AI Daily Brief — 18 February 2025
Tuesday delivered a stealth-out from a former OpenAI CTO and the year’s most provocative open-source post-train. Mira Murati publicly unveiled Thinking Machines Lab — herself as CEO, Barret Zoph as CTO, John Schulman as chief scientist, ~29 employees recruited from OpenAI, Character AI, Google DeepMind, Meta, and Mistral. Mission: build multimodal AI systems that work collaboratively with people, with a culture of open science. Perplexity AI shipped R1-1776 on Hugging Face under Apache 2.0 — DeepSeek-R1 post-trained on a multilingual dataset of ~40,000 prompts spanning ~300 censored topics, reasoning benchmarks held on par with the base model. Grok 3’s day-two cycle turned scrutinizing: researchers flagged benchmark-chart presentation (Grok cons@64 vs single-shot rival scores), and the chatbot itself publicly praised Sam Altman and criticised Musk. Stepfun’s Step-Video-T2V (30B, MIT, 204 frames) and Nous Research’s DeepHermes-3 (toggleable reasoning, 8B Llama 3.1) spread on Hugging Face.
Top stories
- Mira Murati launches Thinking Machines Lab out of stealth.

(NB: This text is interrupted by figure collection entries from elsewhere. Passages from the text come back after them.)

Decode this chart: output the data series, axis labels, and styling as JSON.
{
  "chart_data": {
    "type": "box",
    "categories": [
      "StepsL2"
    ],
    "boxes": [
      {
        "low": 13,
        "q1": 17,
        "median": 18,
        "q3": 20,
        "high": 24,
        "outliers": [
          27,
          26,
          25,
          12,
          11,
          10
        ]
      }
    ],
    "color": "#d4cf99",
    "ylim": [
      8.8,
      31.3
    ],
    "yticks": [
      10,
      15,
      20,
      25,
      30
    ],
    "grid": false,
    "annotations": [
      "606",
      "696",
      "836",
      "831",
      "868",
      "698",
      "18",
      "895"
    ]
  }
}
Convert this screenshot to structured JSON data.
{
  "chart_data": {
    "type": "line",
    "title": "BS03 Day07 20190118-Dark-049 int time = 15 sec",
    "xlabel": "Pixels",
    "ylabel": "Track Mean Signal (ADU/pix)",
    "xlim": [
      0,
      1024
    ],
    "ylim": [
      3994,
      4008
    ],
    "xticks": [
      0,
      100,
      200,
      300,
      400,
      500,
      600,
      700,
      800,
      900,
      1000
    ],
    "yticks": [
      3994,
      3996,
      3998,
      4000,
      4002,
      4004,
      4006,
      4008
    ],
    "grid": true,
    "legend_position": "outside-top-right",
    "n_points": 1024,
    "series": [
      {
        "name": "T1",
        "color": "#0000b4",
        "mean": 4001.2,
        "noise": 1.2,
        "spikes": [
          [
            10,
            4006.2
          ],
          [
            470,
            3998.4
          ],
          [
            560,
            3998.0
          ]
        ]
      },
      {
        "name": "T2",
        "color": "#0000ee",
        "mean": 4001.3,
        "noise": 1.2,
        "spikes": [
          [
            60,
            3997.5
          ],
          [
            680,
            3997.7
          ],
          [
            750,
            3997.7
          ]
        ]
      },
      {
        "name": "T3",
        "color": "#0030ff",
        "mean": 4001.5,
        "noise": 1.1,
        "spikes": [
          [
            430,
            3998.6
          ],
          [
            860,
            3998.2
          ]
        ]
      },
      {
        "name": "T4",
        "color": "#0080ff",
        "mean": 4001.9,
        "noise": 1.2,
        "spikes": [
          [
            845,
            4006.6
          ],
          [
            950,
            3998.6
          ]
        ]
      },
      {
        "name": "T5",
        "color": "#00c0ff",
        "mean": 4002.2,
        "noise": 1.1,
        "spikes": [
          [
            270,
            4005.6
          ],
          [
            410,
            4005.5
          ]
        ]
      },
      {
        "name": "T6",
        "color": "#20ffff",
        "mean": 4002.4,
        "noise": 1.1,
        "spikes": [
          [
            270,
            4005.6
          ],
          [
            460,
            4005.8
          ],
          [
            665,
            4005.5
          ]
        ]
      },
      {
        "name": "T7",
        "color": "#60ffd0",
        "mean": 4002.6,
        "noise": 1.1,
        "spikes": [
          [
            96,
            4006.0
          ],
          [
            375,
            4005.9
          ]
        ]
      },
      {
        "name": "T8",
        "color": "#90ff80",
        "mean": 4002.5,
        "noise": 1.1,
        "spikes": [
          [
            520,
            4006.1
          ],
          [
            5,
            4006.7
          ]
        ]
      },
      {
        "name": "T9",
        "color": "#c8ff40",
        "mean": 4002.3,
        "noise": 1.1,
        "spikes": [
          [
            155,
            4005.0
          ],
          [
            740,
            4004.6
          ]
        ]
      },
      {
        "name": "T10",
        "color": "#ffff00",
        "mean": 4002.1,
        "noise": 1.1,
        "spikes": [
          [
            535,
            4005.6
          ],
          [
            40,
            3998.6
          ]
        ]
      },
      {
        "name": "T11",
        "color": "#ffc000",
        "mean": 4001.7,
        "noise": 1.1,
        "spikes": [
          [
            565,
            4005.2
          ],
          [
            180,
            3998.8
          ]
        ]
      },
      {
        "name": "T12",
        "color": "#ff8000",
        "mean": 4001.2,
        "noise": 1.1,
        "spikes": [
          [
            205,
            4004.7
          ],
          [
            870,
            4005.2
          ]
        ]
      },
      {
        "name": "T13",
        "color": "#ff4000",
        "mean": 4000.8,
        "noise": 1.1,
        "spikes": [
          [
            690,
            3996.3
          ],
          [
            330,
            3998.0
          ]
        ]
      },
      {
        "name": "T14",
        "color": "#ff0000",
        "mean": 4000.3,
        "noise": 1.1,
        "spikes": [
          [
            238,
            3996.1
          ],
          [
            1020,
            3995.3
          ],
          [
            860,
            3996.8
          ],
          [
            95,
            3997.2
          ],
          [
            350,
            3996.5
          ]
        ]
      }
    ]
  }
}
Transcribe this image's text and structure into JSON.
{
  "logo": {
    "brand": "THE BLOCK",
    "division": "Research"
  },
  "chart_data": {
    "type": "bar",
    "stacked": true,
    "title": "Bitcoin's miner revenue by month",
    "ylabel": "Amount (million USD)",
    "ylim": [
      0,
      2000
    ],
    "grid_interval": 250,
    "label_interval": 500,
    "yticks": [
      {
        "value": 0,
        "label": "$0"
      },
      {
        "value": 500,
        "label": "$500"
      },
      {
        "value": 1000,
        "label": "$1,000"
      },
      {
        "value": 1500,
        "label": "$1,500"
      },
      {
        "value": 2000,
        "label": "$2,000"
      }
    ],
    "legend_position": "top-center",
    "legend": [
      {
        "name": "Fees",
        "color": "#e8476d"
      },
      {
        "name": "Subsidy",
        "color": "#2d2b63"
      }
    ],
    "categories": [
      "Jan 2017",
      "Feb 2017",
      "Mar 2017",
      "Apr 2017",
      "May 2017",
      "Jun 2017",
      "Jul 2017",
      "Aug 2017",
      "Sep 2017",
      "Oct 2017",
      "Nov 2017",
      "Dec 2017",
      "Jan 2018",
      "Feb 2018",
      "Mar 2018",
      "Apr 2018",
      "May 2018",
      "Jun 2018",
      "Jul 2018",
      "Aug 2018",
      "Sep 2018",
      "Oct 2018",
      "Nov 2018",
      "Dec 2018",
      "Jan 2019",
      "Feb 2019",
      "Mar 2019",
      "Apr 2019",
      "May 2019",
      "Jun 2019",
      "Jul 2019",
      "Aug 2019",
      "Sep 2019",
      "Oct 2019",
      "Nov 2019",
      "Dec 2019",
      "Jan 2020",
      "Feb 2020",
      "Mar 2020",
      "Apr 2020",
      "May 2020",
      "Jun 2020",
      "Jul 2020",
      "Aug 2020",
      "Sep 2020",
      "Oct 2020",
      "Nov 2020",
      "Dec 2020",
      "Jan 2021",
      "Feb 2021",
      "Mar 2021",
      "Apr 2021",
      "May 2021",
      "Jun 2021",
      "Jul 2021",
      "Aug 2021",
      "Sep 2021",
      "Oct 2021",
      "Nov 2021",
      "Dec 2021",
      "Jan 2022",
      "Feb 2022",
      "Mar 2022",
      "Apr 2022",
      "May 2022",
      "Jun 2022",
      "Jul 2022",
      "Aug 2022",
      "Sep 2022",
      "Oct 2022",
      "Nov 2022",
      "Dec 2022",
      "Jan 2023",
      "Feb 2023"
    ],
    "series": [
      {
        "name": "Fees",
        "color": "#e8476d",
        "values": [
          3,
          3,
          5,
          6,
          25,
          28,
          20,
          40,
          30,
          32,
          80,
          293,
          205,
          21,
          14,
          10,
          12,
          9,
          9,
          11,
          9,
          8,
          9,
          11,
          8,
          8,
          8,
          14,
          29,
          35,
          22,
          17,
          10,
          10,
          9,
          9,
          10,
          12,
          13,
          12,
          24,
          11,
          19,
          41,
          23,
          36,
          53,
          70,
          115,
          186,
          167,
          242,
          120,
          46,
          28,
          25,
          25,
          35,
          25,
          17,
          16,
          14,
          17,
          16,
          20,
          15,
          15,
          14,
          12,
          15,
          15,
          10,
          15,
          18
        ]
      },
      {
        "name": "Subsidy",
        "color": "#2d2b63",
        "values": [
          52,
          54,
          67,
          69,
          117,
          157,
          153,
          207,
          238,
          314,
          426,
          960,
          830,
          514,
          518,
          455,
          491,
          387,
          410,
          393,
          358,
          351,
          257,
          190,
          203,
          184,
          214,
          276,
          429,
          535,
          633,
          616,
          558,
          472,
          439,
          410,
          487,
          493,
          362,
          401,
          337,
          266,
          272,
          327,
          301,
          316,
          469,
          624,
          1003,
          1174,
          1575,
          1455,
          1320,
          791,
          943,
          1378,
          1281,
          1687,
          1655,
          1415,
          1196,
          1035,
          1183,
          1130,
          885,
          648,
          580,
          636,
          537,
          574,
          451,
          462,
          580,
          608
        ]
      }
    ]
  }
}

Former OpenAI CTO as CEO; Barret Zoph (ex-OpenAI) as CTO; John Schulman as chief scientist. ~29 employees recruited from OpenAI, Character AI, Google DeepMind, Meta, and Mistral. Mission: multimodal AI systems working collaboratively with people; culture of open science. via TechCrunch
- Perplexity releases R1-1776 open-source reasoning model (Apache 2.0). Post-trained variant of DeepSeek-R1 stripped of CCP-style content filters. Built by identifying ~300 censored topics and training on a multilingual dataset of ~40,000 prompts; reasoning benchmarks remain on par with base DeepSeek-R1. via Hugging Face
- Grok 3 day-two: benchmark-chart scrutiny. AI researchers flagged that xAI’s chart showed Grok 3 with a second, lighter shade representing “consensus@64” (best of 64 attempts) while comparing to single-shot scores of GPT-4o, Claude 3.5 Sonnet, and DeepSeek-V3 — a non-apples-to-apples presentation that drew criticism on X. via Esade
- Grok 3 publicly contradicts Musk, sides with Altman. Hours after launch, users surfaced exchanges in which Grok 3 itself praised Altman and criticised Musk’s behaviour, fueling debate about the “maximum truth-seeking AI” framing. Coverage framed it as Grok “betraying” its creator. via Yahoo News
- Stepfun ships Step-Video-T2V — 30B, MIT, 204 frames. 16×16 spatial + 8× temporal compression VAE; bilingual (Chinese/English) prompts; DPO applied in final stage. Inference code and weights on Hugging Face / GitHub. Turbo variant alongside. via GitHub
- Nous Research DeepHermes-3 — first toggle-on reasoning model. 8B Llama-3.1-based with toggleable
<think>tags — switch between fast intuitive answers and longer chain-of-thought. ~67% on MATH at 8B. via VentureBeat
Who shipped
Perplexity, Stepfun, and Nous shipped open weights. Mira Murati‘s new lab announced its existence. OpenAI, Anthropic, Google DeepMind, Meta, and Mistral made no dated launches.
Open-source pulse
Three Apache/MIT-class releases in 24 hours (R1-1776, Step-Video-T2V, DeepHermes-3) plus the Hugging Face Open-R1 OpenR1-Math refresh signalled the strongest open-source 24 hours of the month. The DeepSeek “ecosystem of derivatives” thesis from late January now had its first big Western-lab implementations.
Money, infra & hardware
Mistral’s Le Chat (Feb 6 mobile launch) was on track to cross 1 million downloads — officially announced Feb 19 at 13 days. The app had briefly topped the French App Store free-downloads chart after Macron’s “download Le Chat instead of ChatGPT” call. via TechCrunch
Quiet corners
The unresolved Musk-Altman $97.4B saga kept circulating. Microsoft Research’s Muse / WHAM (World and Human Action Model), trained on ~7 years of Bleeding Edge gameplay with Ninja Theory, was set for Nature publication and Xbox/Azure AI Foundry open-sourcing announced the next day. via Microsoft Research
By the numbers
- ~29 Thinking Machines Lab launch headcount
- ~40K / ~300 — R1-1776 retraining prompts / censored topics
- 30B / 204 — Step-Video-T2V parameters / max generated frames
- 8B / ~67% — DeepHermes-3 size / MATH score
- Most-mentioned company: Perplexity
Compiled by AI Feed’s editor from verified web sources for 18 February 2025.